Es wird festgestellt, dass die Beklagte verpflichtet ist, der Klägerin alle materiellen und immateriellen Schäden zu ersetzen, die ihr aus dem Unfall vom 30. November 1994 nach dem 28. März 2007 entstanden sind und künftig entstehen werden, soweit die Ansprüche nicht auf Sozialversicherungsträger oder sonstige Dritte übergegangen sind.
Die im ersten Rechtszug angefallenen Kosten werden zu 1/3 der Klägerin und zu 2/3 der Beklagten auferlegt.
Die im Berufungsrechtszug angefallenen Kosten fallen zu 83 % der Klägerin und zu 17 % der Beklagten zur Last. Davon ausgenommen ist die Verpflichtung der Beklagten zur Übernahme von Gerichtskosten in Höhe von 1.256,-- € sowie ihre Verpflichtung, der Klägerin außergerichtliche Kosten in Höhe von 2.199,35 € zu erstatten.

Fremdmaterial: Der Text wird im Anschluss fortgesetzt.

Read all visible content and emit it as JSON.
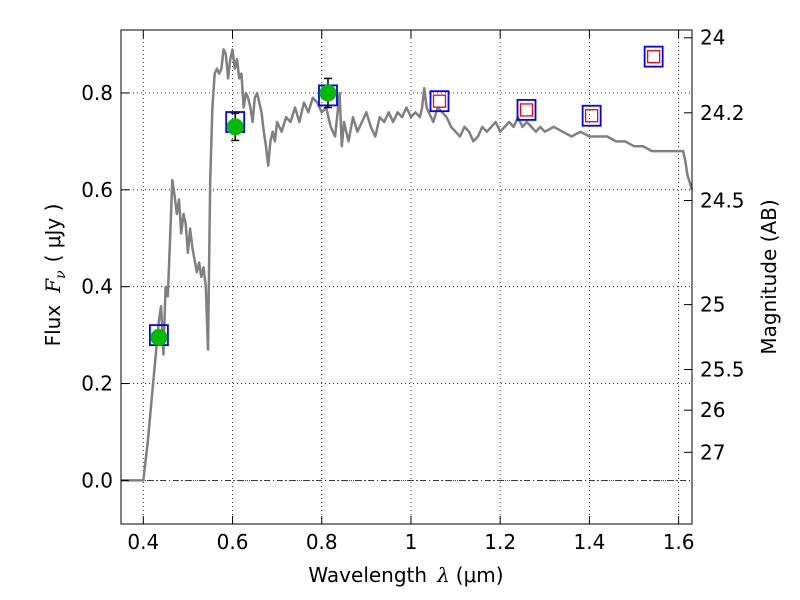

Das Urteil ist vorläufig vollstreckbar.
Der Klägerin bleibt nachgelassen, die Zwangsvollstreckung der Beklagten durch Sicherheitsleistung in Höhe von 4.000,-- € abzumindern, sofern nicht die Beklagte vor der Vollstreckung Sicherheit in gleicher Höhe leistet.
Der Beklagten bleibt nachgelassen, die Zwangsvollstreckung der Klägerin durch Sicherheitsleistung in Höhe von 155.000,-- € abzuwenden, sofern nicht die Klägerin vor der Vollstreckung Sicherheit in gleicher Höhe leistet.
Die Sicherheitsleistung kann durch selbstschuldnerische Bürgschaft einer deutschen Großbank oder öffentlich-rechtlichen Sparkasse erbracht werden.